The goal of this analysis was to determine whether any of the DDK features improved cognitive score model fit over demographic and clinical variables, rather than exploring individual feature significance and relationships. To this end, regression models were fitted to 18 combinations of factors from the two cognitive groups (HC or SCI), three cognitive score outcomes (PALTEA6 [episodic memory], SWMS [executive function], and SWMBE6 [working memory]), and three DDK tests. Null model variables were participant age, sex, highest level of education, presence of a psychiatric disorder diagnosis, and baseline HADS anxiety and depression scores. In R, cognitive scores were modelled using generalized linear models with outcome distributions suitable for count data: Poisson for executive function (“glm” function, base R v4.4.0), and negative binomial for episodic and working memory to account for overdispersion (“glm.nb” function, “MASS” v7.3–60.2) [36]. The “dredge” function of the “MuMIn” package (v1.47.5) [37] was used to evaluate whether DDK features made significant contributions to model fit over the null variables in any of the 18 test cases. This was achieved by using “dredge” to fit, evaluate, and rank models in each case, starting with the fixed set of null variables, followed by the null variables plus every linear combination of at least one feature. No interaction terms were included. To reduce computational cost and pairwise collinearity between DDK features, we prohibited the simultaneous inclusion of DDK features in any single model if their pairwise correlation coefficient exceeded 0.6 in all three DDK tests.

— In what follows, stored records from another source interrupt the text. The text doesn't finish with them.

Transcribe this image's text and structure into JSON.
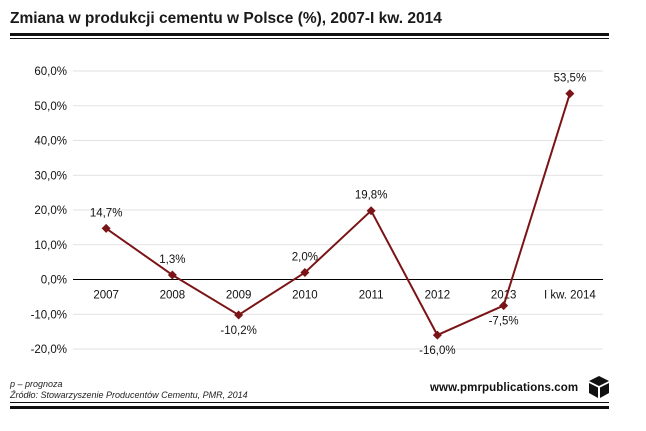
{
  "header": {
    "title": "Zmiana w produkcji cementu w Polsce (%), 2007-I kw. 2014"
  },
  "footer": {
    "note": "p – prognoza",
    "source": "Źródło: Stowarzyszenie Producentów Cementu, PMR, 2014",
    "brand": "www.pmrpublications.com"
  },
  "colors": {
    "series": "#7b1416",
    "grid": "#d9d9d9",
    "axis": "#000000"
  },
  "chart_data": {
    "type": "line",
    "categories": [
      "2007",
      "2008",
      "2009",
      "2010",
      "2011",
      "2012",
      "2013",
      "I kw. 2014"
    ],
    "series": [
      {
        "values": [
          14.7,
          1.3,
          -10.2,
          2.0,
          19.8,
          -16.0,
          -7.5,
          53.5
        ],
        "labels": [
          "14,7%",
          "1,3%",
          "-10,2%",
          "2,0%",
          "19,8%",
          "-16,0%",
          "-7,5%",
          "53,5%"
        ]
      }
    ],
    "ylim": [
      -20,
      60
    ],
    "yticks": [
      60,
      50,
      40,
      30,
      20,
      10,
      0,
      -10,
      -20
    ],
    "ytick_labels": [
      "60,0%",
      "50,0%",
      "40,0%",
      "30,0%",
      "20,0%",
      "10,0%",
      "0,0%",
      "-10,0%",
      "-20,0%"
    ],
    "grid": true,
    "marker": "diamond"
  }
}
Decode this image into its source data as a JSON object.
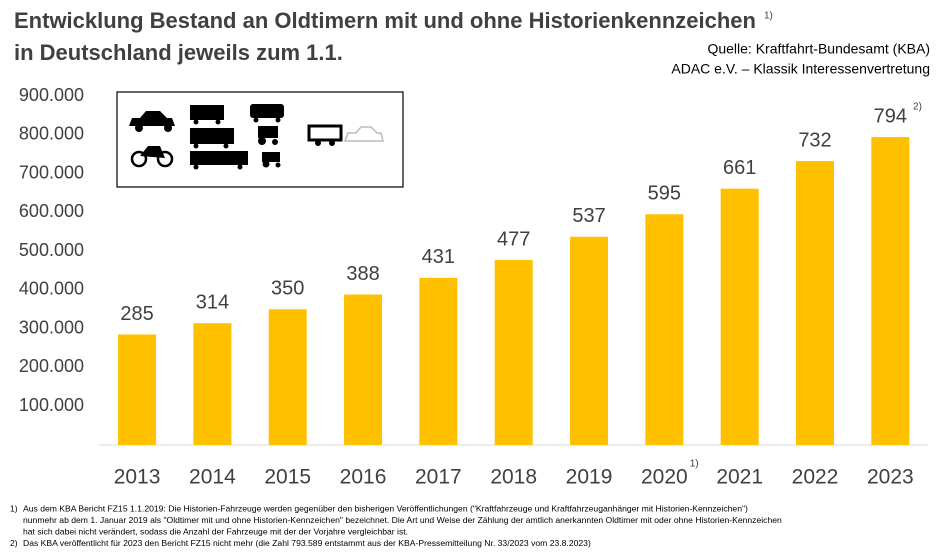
{
  "chart_data": {
    "type": "bar",
    "title": [
      "Entwicklung Bestand an Oldtimern mit und ohne Historienkennzeichen",
      "in Deutschland jeweils zum 1.1."
    ],
    "title_note": "1)",
    "sources": [
      "Quelle: Kraftfahrt-Bundesamt (KBA)",
      "ADAC e.V. – Klassik Interessenvertretung"
    ],
    "categories": [
      "2013",
      "2014",
      "2015",
      "2016",
      "2017",
      "2018",
      "2019",
      "2020",
      "2021",
      "2022",
      "2023"
    ],
    "category_notes": [
      null,
      null,
      null,
      null,
      null,
      null,
      null,
      "1)",
      null,
      null,
      null
    ],
    "values": [
      285000,
      314000,
      350000,
      388000,
      431000,
      477000,
      537000,
      595000,
      661000,
      732000,
      794000
    ],
    "value_labels": [
      "285",
      "314",
      "350",
      "388",
      "431",
      "477",
      "537",
      "595",
      "661",
      "732",
      "794"
    ],
    "value_notes": [
      null,
      null,
      null,
      null,
      null,
      null,
      null,
      null,
      null,
      null,
      "2)"
    ],
    "color": "#FFC000",
    "ylim": [
      0,
      900000
    ],
    "yticks": [
      {
        "value": 100000,
        "label": "100.000"
      },
      {
        "value": 200000,
        "label": "200.000"
      },
      {
        "value": 300000,
        "label": "300.000"
      },
      {
        "value": 400000,
        "label": "400.000"
      },
      {
        "value": 500000,
        "label": "500.000"
      },
      {
        "value": 600000,
        "label": "600.000"
      },
      {
        "value": 700000,
        "label": "700.000"
      },
      {
        "value": 800000,
        "label": "800.000"
      },
      {
        "value": 900000,
        "label": "900.000"
      }
    ],
    "grid": false,
    "footnotes": [
      {
        "marker": "1)",
        "lines": [
          "Aus dem KBA Bericht FZ15 1.1.2019:  Die Historien-Fahrzeuge werden gegenüber den bisherigen Veröffentlichungen  (\"Kraftfahrzeuge und Kraftfahrzeuganhänger mit Historien-Kennzeichen\")",
          "nunmehr ab dem  1. Januar 2019 als  \"Oldtimer mit und ohne Historien-Kennzeichen\" bezeichnet. Die Art und Weise der Zählung der amtlich anerkannten Oldtimer mit oder ohne Historien-Kennzeichen",
          "hat sich dabei nicht verändert, sodass die Anzahl der Fahrzeuge mit der der Vorjahre vergleichbar ist."
        ]
      },
      {
        "marker": "2)",
        "lines": [
          "Das KBA veröffentlicht für 2023 den Bericht FZ15 nicht mehr (die Zahl 793.589 entstammt aus der KBA-Pressemitteilung Nr. 33/2023 vom 23.8.2023)"
        ]
      }
    ]
  }
}
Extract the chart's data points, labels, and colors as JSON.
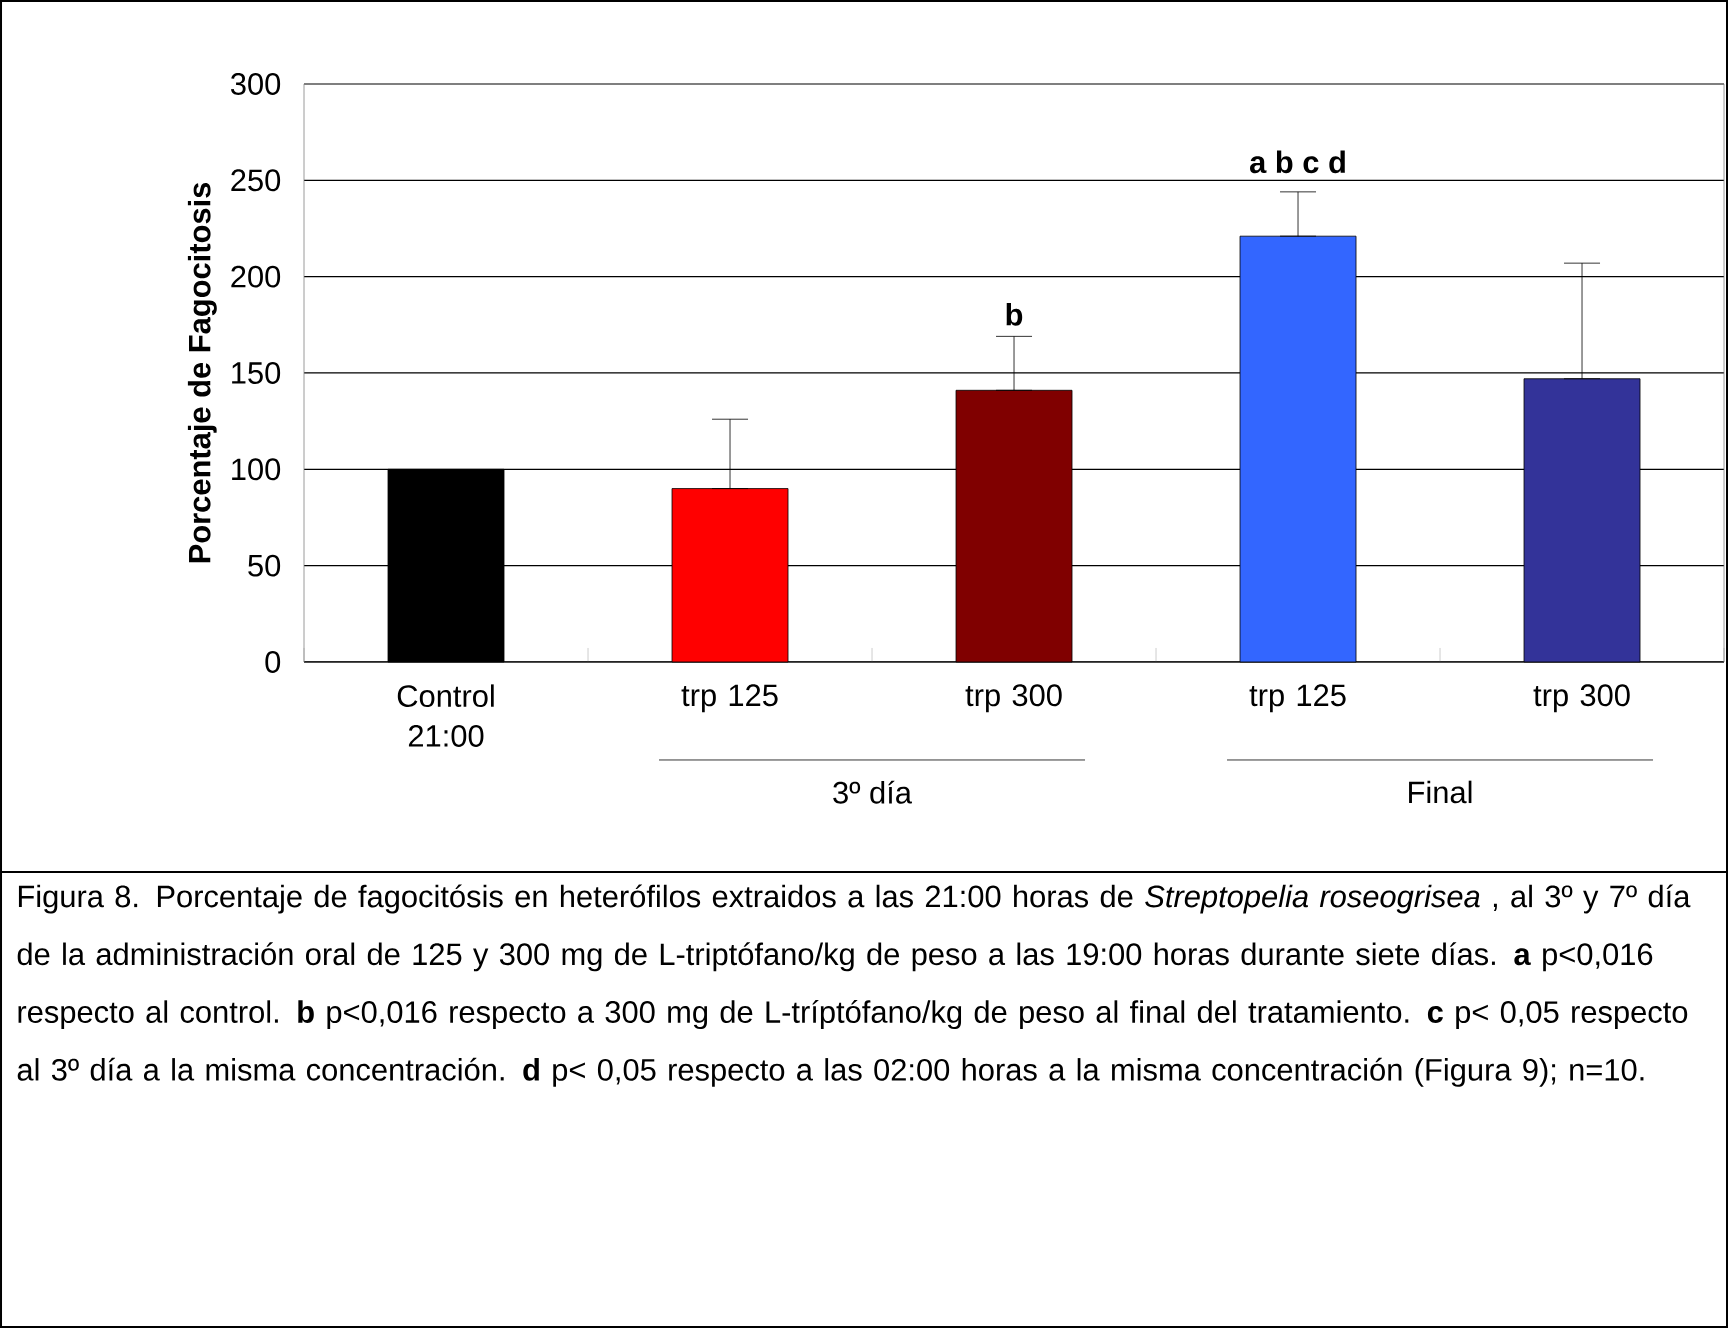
{
  "chart_data": {
    "type": "bar",
    "ylabel": "Porcentaje de Fagocitosis",
    "categories": [
      "Control 21:00",
      "trp 125",
      "trp 300",
      "trp 125",
      "trp 300"
    ],
    "values": [
      100,
      90,
      141,
      221,
      147
    ],
    "colors": [
      "#000000",
      "#ff0000",
      "#800000",
      "#3366ff",
      "#333399"
    ],
    "errors": [
      null,
      [
        90,
        126
      ],
      [
        141,
        169
      ],
      [
        221,
        244
      ],
      [
        147,
        207
      ]
    ],
    "ylim": [
      0,
      300
    ],
    "yticks": [
      0,
      50,
      100,
      150,
      200,
      250,
      300
    ],
    "grid": "y",
    "annotations": [
      "b",
      "a b c d",
      "3º día",
      "Final",
      "Figura 8. Porcentaje  de fagocitósis en heterófilos extraidos a las 21:00 horas de *Streptopelia roseogrisea* , al  3º y  7º día de la administración oral de 125 y 300 mg de L-triptófano/kg de peso a las 19:00 horas durante siete días. **a** p<0,016 respecto al control. **b** p<0,016 respecto a 300 mg de L-tríptófano/kg de peso  al final del tratamiento. **c** p< 0,05 respecto al 3º día a la misma concentración. **d** p< 0,05 respecto a las 02:00 horas  a la misma concentración (Figura 9); n=10."
    ]
  }
}
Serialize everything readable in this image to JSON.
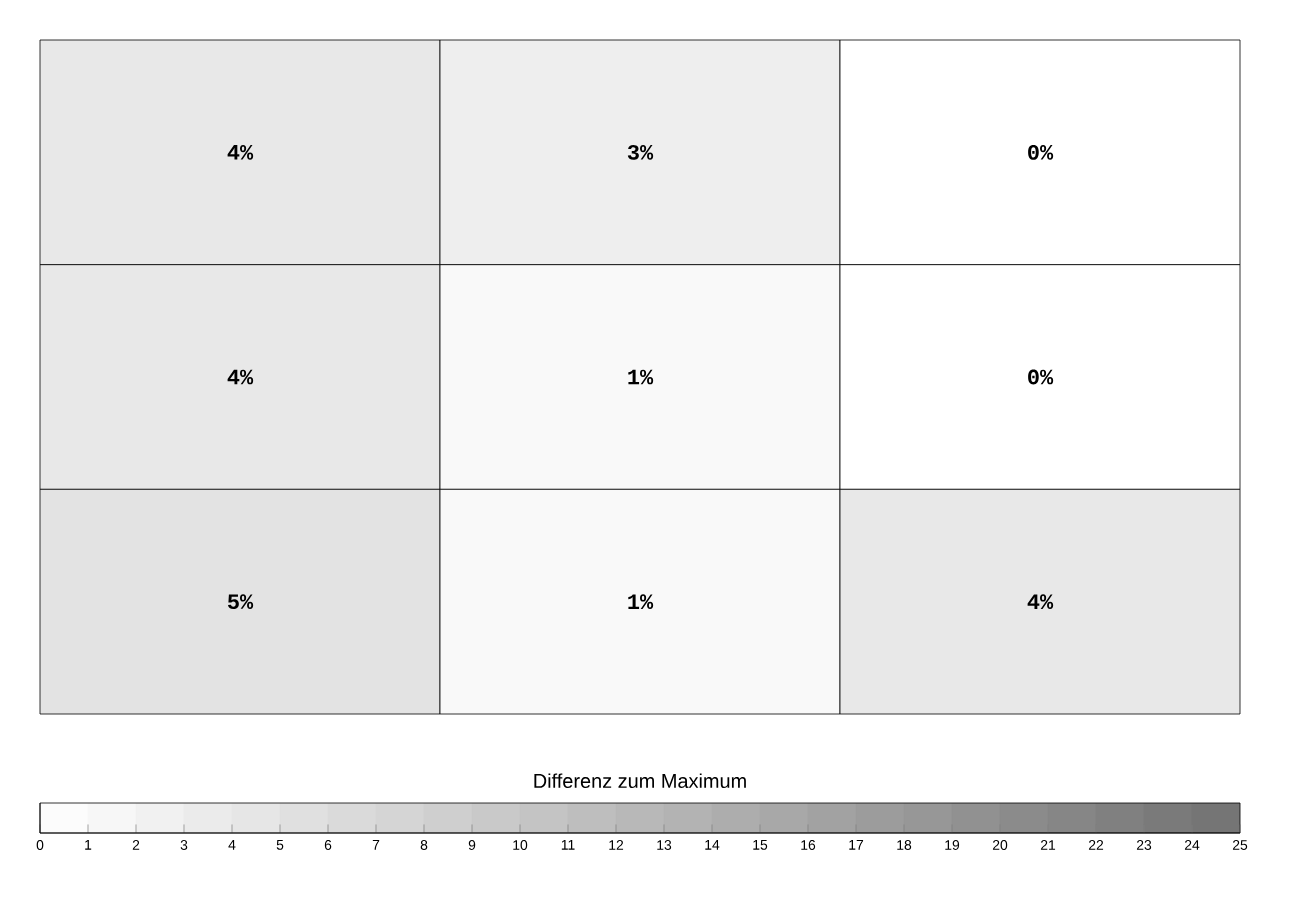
{
  "chart_data": {
    "type": "heatmap",
    "clabel": "Differenz zum Maximum",
    "categories": [
      null,
      null,
      null
    ],
    "y_categories": [
      null,
      null,
      null
    ],
    "cells": [
      [
        4,
        3,
        0
      ],
      [
        4,
        1,
        0
      ],
      [
        5,
        1,
        4
      ]
    ],
    "cell_labels": [
      [
        "4%",
        "3%",
        "0%"
      ],
      [
        "4%",
        "1%",
        "0%"
      ],
      [
        "5%",
        "1%",
        "4%"
      ]
    ],
    "clim": [
      0,
      25
    ],
    "cticks": [
      0,
      1,
      2,
      3,
      4,
      5,
      6,
      7,
      8,
      9,
      10,
      11,
      12,
      13,
      14,
      15,
      16,
      17,
      18,
      19,
      20,
      21,
      22,
      23,
      24,
      25
    ]
  }
}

All model selection was performed using the corrected Akaike Information Criterion (AICc) [38]. Models containing DDK features were deemed to explain significantly more variance than null models if ΔAICc (computed as AICcnull − AICcspeech) exceeded the rule of thumb threshold of two [39]. In each test case, if at least one model containing at least one feature was found to be superior to the null model, this was interpreted as supporting evidence that the DDK test improved estimation of the applicable cognitive outcome. Nagelkerke’s pseudo-R2 (R2N) is reported as an estimate of variance explained.

As a supplemental analysis into whether motor speech features improved prediction of HC vs. SCI, we fitted logistic regression models to each syllable-based subset of our data (i.e., “pa", “ta", and “ka”). Using the R package “pROC” [40], we compared receiver operating characteristic (ROC) curves for models fitted with null variables only to models fitted with all null model variables plus all motor speech features.